Enam Calon Rektor UIN SGD Bandung Lolos ke Jakarta

PANITIA Penjaringan Calon Rektor UIN Sunan Gunung Djati Bandung menyatakan, enam Guru Besar UIN Sunan Gunung Djati Bandung lolos sebagai calon Rektor UIN SGD Bandung untuk Masa Bakti 2019-2023. Keputusan tersebut berdasarkan hasil rapat pleno Senat Universitas, yang berlangsung di Ruang O. Djauharudin AR, Kampus I, Jalan A.H. Nasution, Cibiru Kota Bandung, Kamis (25/4). Selanjutnya, berkas dari keenam calon tersebut akan dikirim ke Kementerian Agama RI di Jakarta.

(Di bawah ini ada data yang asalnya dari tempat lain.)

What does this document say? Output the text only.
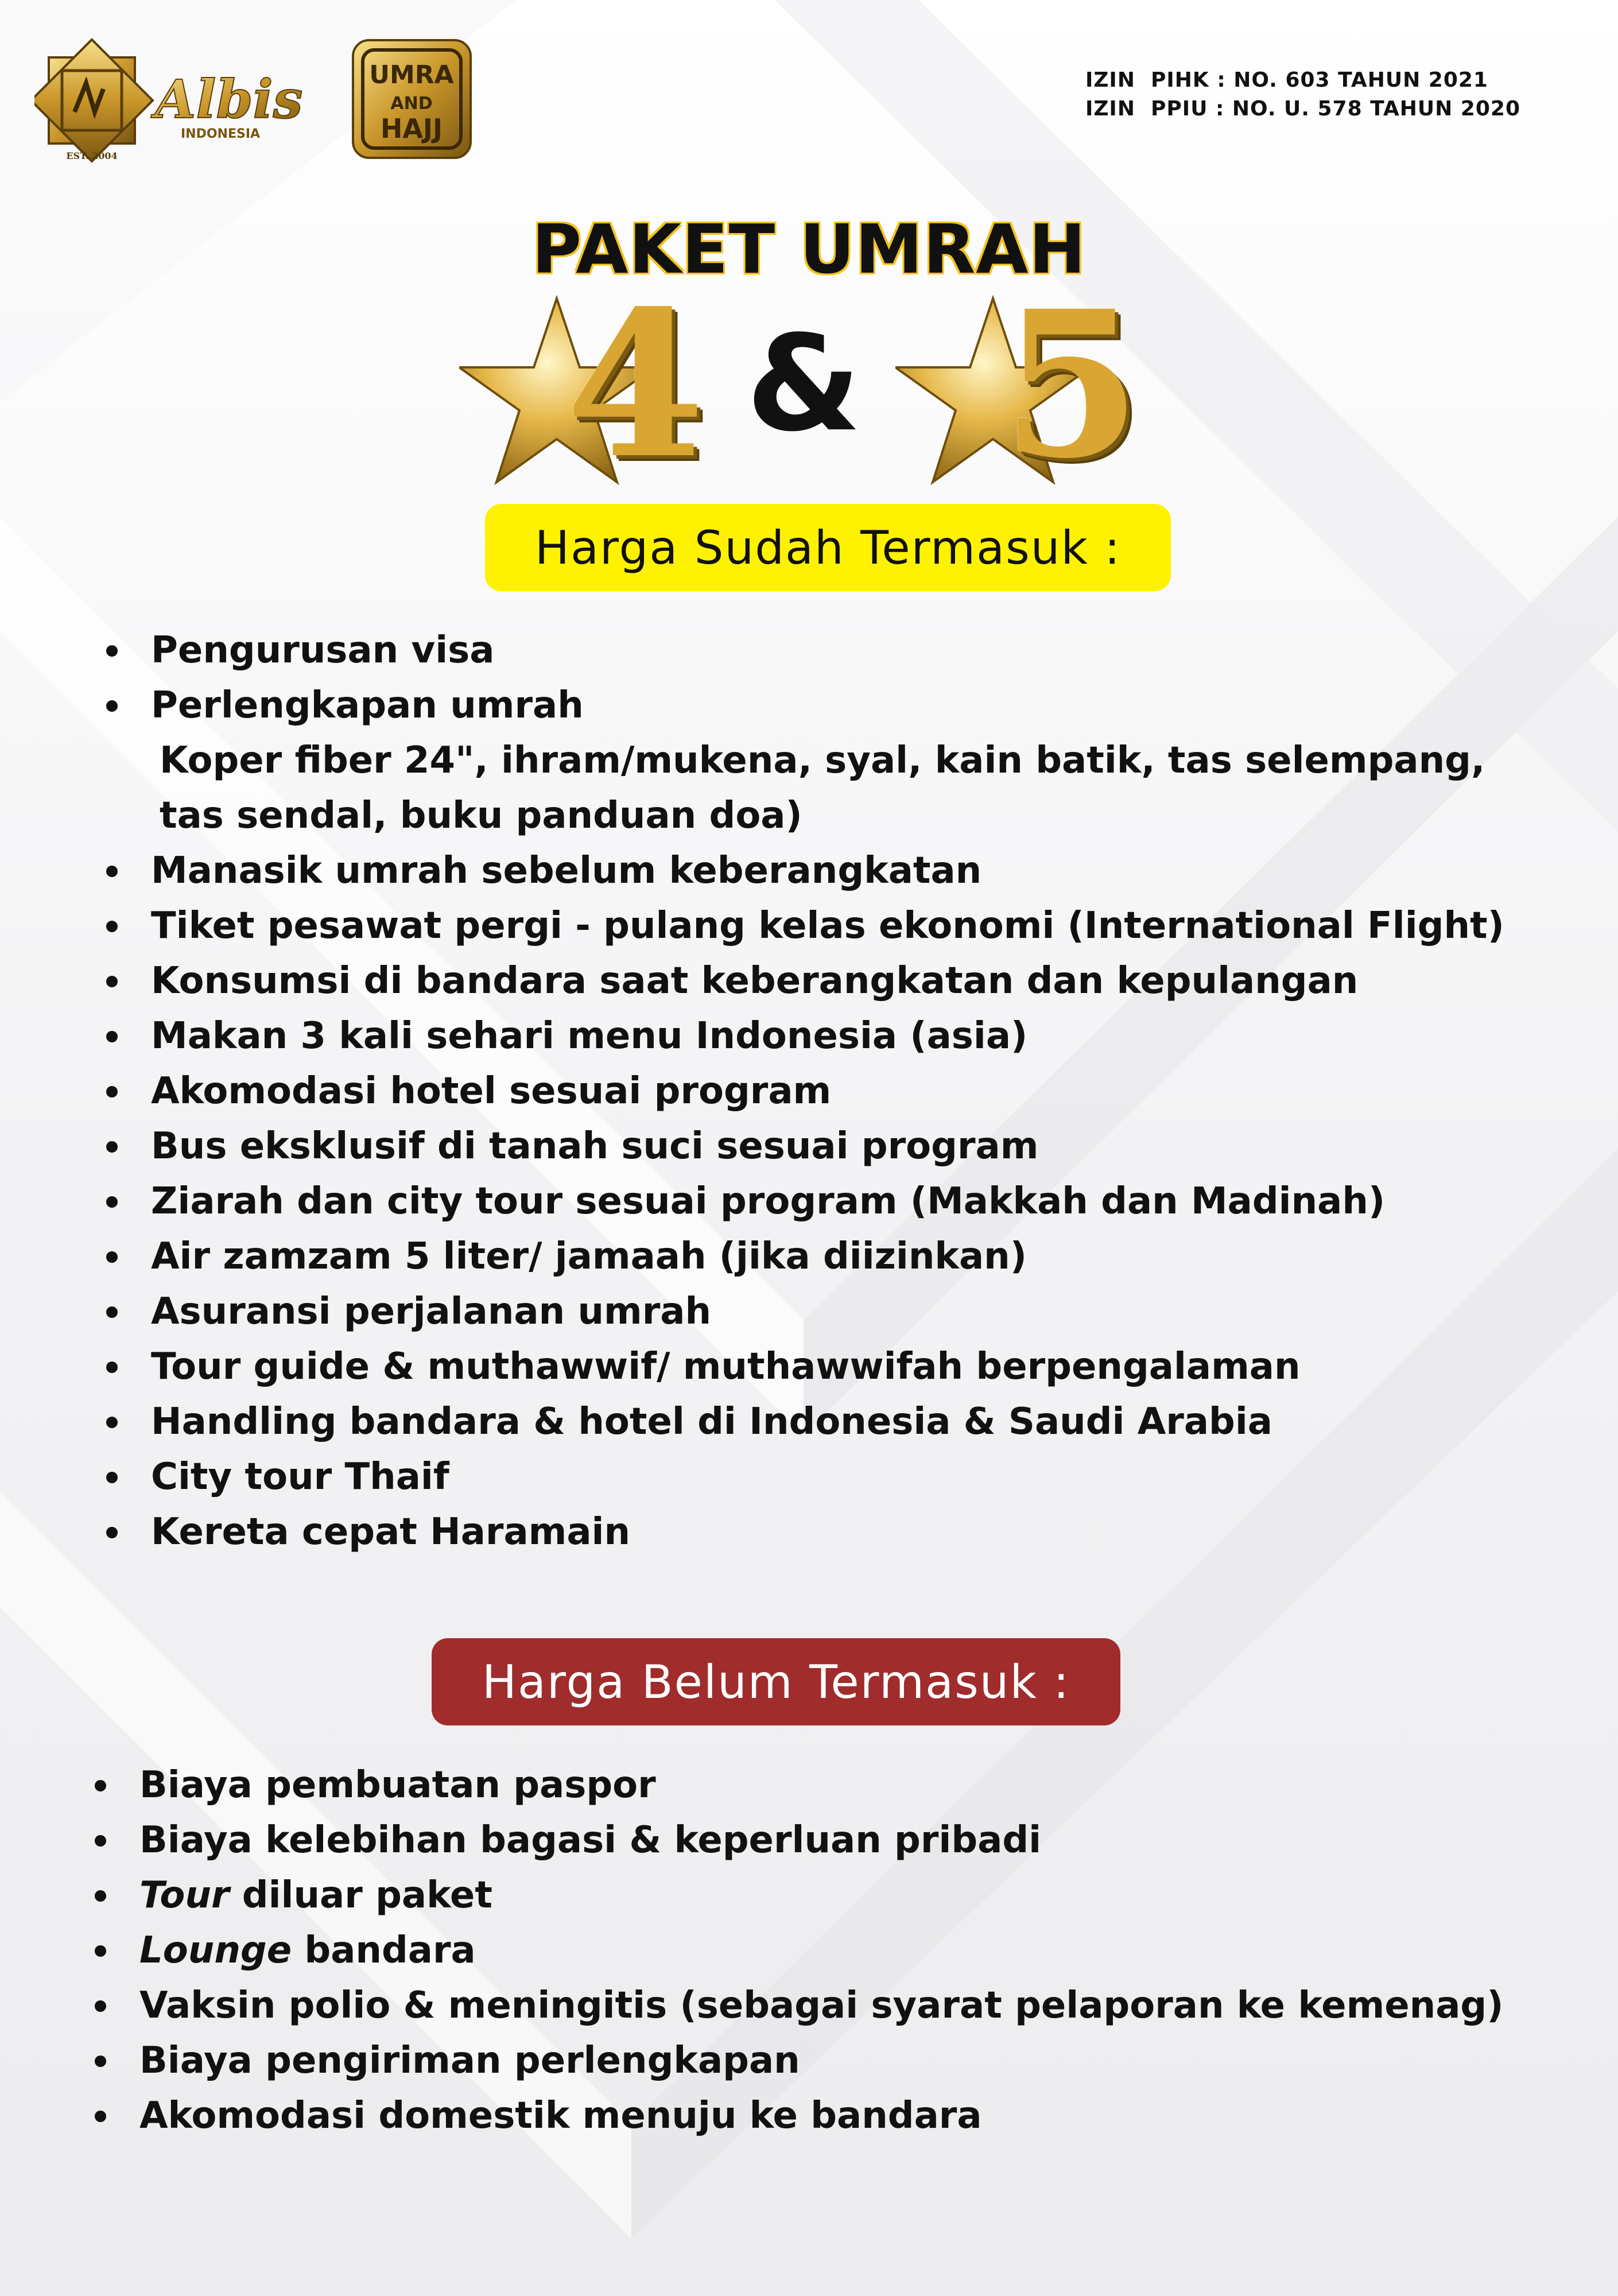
EST. 2004
Albis
INDONESIA
UMRA
AND
HAJJ
IZIN  PIHK : NO. 603 TAHUN 2021
IZIN  PPIU : NO. U. 578 TAHUN 2020
PAKET UMRAH
4 & 5
Harga Sudah Termasuk :
Pengurusan visa
Perlengkapan umrah
Koper fiber 24", ihram/mukena, syal, kain batik, tas selempang,
tas sendal, buku panduan doa)
Manasik umrah sebelum keberangkatan
Tiket pesawat pergi - pulang kelas ekonomi (International Flight)
Konsumsi di bandara saat keberangkatan dan kepulangan
Makan 3 kali sehari menu Indonesia (asia)
Akomodasi hotel sesuai program
Bus eksklusif di tanah suci sesuai program
Ziarah dan city tour sesuai program (Makkah dan Madinah)
Air zamzam 5 liter/ jamaah (jika diizinkan)
Asuransi perjalanan umrah
Tour guide & muthawwif/ muthawwifah berpengalaman
Handling bandara & hotel di Indonesia & Saudi Arabia
City tour Thaif
Kereta cepat Haramain
Harga Belum Termasuk :
Biaya pembuatan paspor
Biaya kelebihan bagasi & keperluan pribadi
Tour diluar paket
Lounge bandara
Vaksin polio & meningitis (sebagai syarat pelaporan ke kemenag)
Biaya pengiriman perlengkapan
Akomodasi domestik menuju ke bandara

“Berdasarkan hasil Sidang Pleno Senat Universitas terkait dengan pemberian pertimbangan Calon Rektor UIN Sunan Gunung Djati Bandung Masa Bakti 2019-2023 telah ditetapkan dan diloloskan Enam Calon Rektor,” ujar Ketua Panitia Penjaringan, Prof. Dr. H. Oyo Sunaryo Mukhlas, M.Si, Kamis (25/4/2019).

Seperti diberitakan sebelumnya, keenam calon tersebut, Prof. Dr. Hj. Aan Hasanah, M.Ed. Guru Besar Ilmu Pendidikan Psikologi pada Fakultas Tarbiyah dan Keguruan; Prof. Dr. H. Agus Salim Mansyur, M.Pd. Guru Besar Ilmu Kurikulum pada Fakultas Adab dan Humaniora; Prof. Dr. H. Mahmud, M.Si. Guru Besar Ilmu Pendidikan Sosial pada Fakultas Tarbiyah dan Keguruan; Prof. Dr. H. Moh. Najib, M.Ag. Guru Besar Ilmu Hadits pada Fakultas Syariah dan Hukum; Prof. Dr. H. Muhtar Solihin, M.Ag. Guru Besar Ilmu Tasawuf pada Fakultas Ushuluddin; dan Prof. Dr. H. Rosihon Anwar, M.Ag. Guru Besar Ilmu Tafsir pada Fakultas Ushuluddin.

“Keenamnya dinyatakan lolos setelah 63 anggota Senat Universitas memberikan pertimbangan kualitatif secara tertulis yang meliputi aspek moralitas/integrasi, kepemimpinan, kemampuan manajerial, kompetensi dan reputasi akademik, jaringan kerja sama nasional dan internasional, visi, misi, dan program,” ujar Oyo..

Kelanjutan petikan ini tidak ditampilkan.